Although Elizabeth Peabody, who lectured and wrote extensively on early childhood education, is usually credited with opening the first kindergarten in Boston, the Boston Evening Transcript, in an article published soon after Mrs. Heard's death in 1895, acknowledged her as the "pioneer" of the kindergarten movement:

Although never claiming recognition for herself, and happy in her own memories of the early history of the establishment of this system in America, and glad to have others win honors and fame for their share in this great work, yet her name is inseparably connected with this movement, and must be spoken with tender reverence as the pioneer in this great revolution in the methods in the training of young children and in the establishment of the kindergarten here.

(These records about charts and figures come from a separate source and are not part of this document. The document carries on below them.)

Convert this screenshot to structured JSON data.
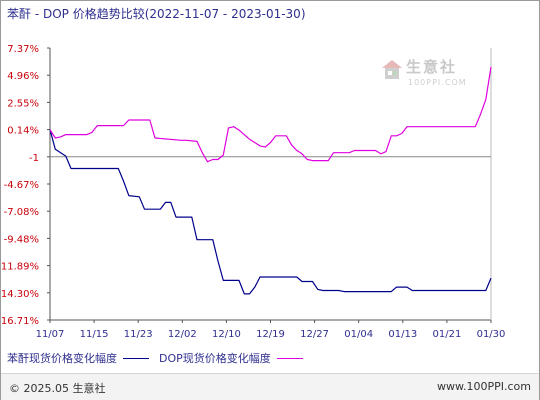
{
  "header": {
    "title": "苯酐 - DOP 价格趋势比较(2022-11-07 - 2023-01-30)"
  },
  "watermark": {
    "name": "生意社",
    "url": "100PPI.COM"
  },
  "legend": {
    "series1": "苯酐现货价格变化幅度",
    "series2": "DOP现货价格变化幅度"
  },
  "footer": {
    "copyright": "© 2025.05 生意社",
    "site": "www.100PPI.com"
  },
  "colors": {
    "series1": "#00008b",
    "series2": "#e000e0",
    "ylabels": "#c8000a",
    "xlabels": "#2f2f8f"
  },
  "chart_data": {
    "type": "line",
    "x_start": "2022-11-07",
    "x_end": "2023-01-30",
    "x_ticks": [
      "11/07",
      "11/15",
      "11/23",
      "12/02",
      "12/10",
      "12/19",
      "12/27",
      "01/04",
      "01/13",
      "01/21",
      "01/30"
    ],
    "y_ticks": [
      "7.37%",
      "4.96%",
      "2.55%",
      "0.14%",
      "-1",
      "-4.67%",
      "-7.08%",
      "-9.48%",
      "-11.89%",
      "-14.30%",
      "-16.71%"
    ],
    "ylim": [
      -16.71,
      7.37
    ],
    "series": [
      {
        "name": "苯酐现货价格变化幅度",
        "color": "#00008b",
        "points": [
          [
            "2022-11-07",
            0.14
          ],
          [
            "2022-11-08",
            -1.6
          ],
          [
            "2022-11-10",
            -2.2
          ],
          [
            "2022-11-11",
            -3.3
          ],
          [
            "2022-11-20",
            -3.3
          ],
          [
            "2022-11-21",
            -4.4
          ],
          [
            "2022-11-22",
            -5.7
          ],
          [
            "2022-11-24",
            -5.8
          ],
          [
            "2022-11-25",
            -6.9
          ],
          [
            "2022-11-28",
            -6.9
          ],
          [
            "2022-11-29",
            -6.3
          ],
          [
            "2022-11-30",
            -6.3
          ],
          [
            "2022-12-01",
            -7.6
          ],
          [
            "2022-12-04",
            -7.6
          ],
          [
            "2022-12-05",
            -9.6
          ],
          [
            "2022-12-08",
            -9.6
          ],
          [
            "2022-12-09",
            -11.5
          ],
          [
            "2022-12-10",
            -13.2
          ],
          [
            "2022-12-13",
            -13.2
          ],
          [
            "2022-12-14",
            -14.4
          ],
          [
            "2022-12-15",
            -14.4
          ],
          [
            "2022-12-16",
            -13.8
          ],
          [
            "2022-12-17",
            -12.9
          ],
          [
            "2022-12-24",
            -12.9
          ],
          [
            "2022-12-25",
            -13.3
          ],
          [
            "2022-12-27",
            -13.3
          ],
          [
            "2022-12-28",
            -14.0
          ],
          [
            "2022-12-29",
            -14.1
          ],
          [
            "2023-01-01",
            -14.1
          ],
          [
            "2023-01-02",
            -14.2
          ],
          [
            "2023-01-11",
            -14.2
          ],
          [
            "2023-01-12",
            -13.8
          ],
          [
            "2023-01-14",
            -13.8
          ],
          [
            "2023-01-15",
            -14.1
          ],
          [
            "2023-01-29",
            -14.1
          ],
          [
            "2023-01-30",
            -13.0
          ]
        ]
      },
      {
        "name": "DOP现货价格变化幅度",
        "color": "#e000e0",
        "points": [
          [
            "2022-11-07",
            0.14
          ],
          [
            "2022-11-08",
            -0.6
          ],
          [
            "2022-11-09",
            -0.5
          ],
          [
            "2022-11-10",
            -0.3
          ],
          [
            "2022-11-14",
            -0.3
          ],
          [
            "2022-11-15",
            -0.1
          ],
          [
            "2022-11-16",
            0.5
          ],
          [
            "2022-11-21",
            0.5
          ],
          [
            "2022-11-22",
            1.0
          ],
          [
            "2022-11-26",
            1.0
          ],
          [
            "2022-11-27",
            -0.6
          ],
          [
            "2022-12-02",
            -0.8
          ],
          [
            "2022-12-03",
            -0.8
          ],
          [
            "2022-12-05",
            -0.9
          ],
          [
            "2022-12-06",
            -1.9
          ],
          [
            "2022-12-07",
            -2.7
          ],
          [
            "2022-12-08",
            -2.5
          ],
          [
            "2022-12-09",
            -2.5
          ],
          [
            "2022-12-10",
            -2.1
          ],
          [
            "2022-12-11",
            0.3
          ],
          [
            "2022-12-12",
            0.4
          ],
          [
            "2022-12-13",
            0.1
          ],
          [
            "2022-12-15",
            -0.7
          ],
          [
            "2022-12-17",
            -1.3
          ],
          [
            "2022-12-18",
            -1.4
          ],
          [
            "2022-12-19",
            -1.0
          ],
          [
            "2022-12-20",
            -0.4
          ],
          [
            "2022-12-22",
            -0.4
          ],
          [
            "2022-12-23",
            -1.2
          ],
          [
            "2022-12-24",
            -1.7
          ],
          [
            "2022-12-25",
            -2.0
          ],
          [
            "2022-12-26",
            -2.5
          ],
          [
            "2022-12-27",
            -2.6
          ],
          [
            "2022-12-30",
            -2.6
          ],
          [
            "2022-12-31",
            -1.9
          ],
          [
            "2023-01-03",
            -1.9
          ],
          [
            "2023-01-04",
            -1.7
          ],
          [
            "2023-01-08",
            -1.7
          ],
          [
            "2023-01-09",
            -2.0
          ],
          [
            "2023-01-10",
            -1.8
          ],
          [
            "2023-01-11",
            -0.4
          ],
          [
            "2023-01-12",
            -0.4
          ],
          [
            "2023-01-13",
            -0.2
          ],
          [
            "2023-01-14",
            0.4
          ],
          [
            "2023-01-27",
            0.4
          ],
          [
            "2023-01-28",
            1.5
          ],
          [
            "2023-01-29",
            2.8
          ],
          [
            "2023-01-30",
            5.7
          ]
        ]
      }
    ],
    "grid": false,
    "reference_line": -1,
    "legend_position": "bottom"
  }
}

In 1860, thirty-five years ago, in the midst of a sad bereavement in which she was forced to provide for her children, she made known to a few friends her plans, which had been slowly maturing, for the opening of a school in Boston, in which she had wrought out the germs of the system which has now taken its place as the true method in all primary education.

These plans were then made known to Dr. Hale, but not until then did she know that the whole scheme had already been wrought out and reduced to a science by Froebel in Germany. With great enthusiasm she provided herself with the English translations of his text books, mastered them, and, through the interest and sympathy of Dr. Hale, a school was started, the first kindergarten in America.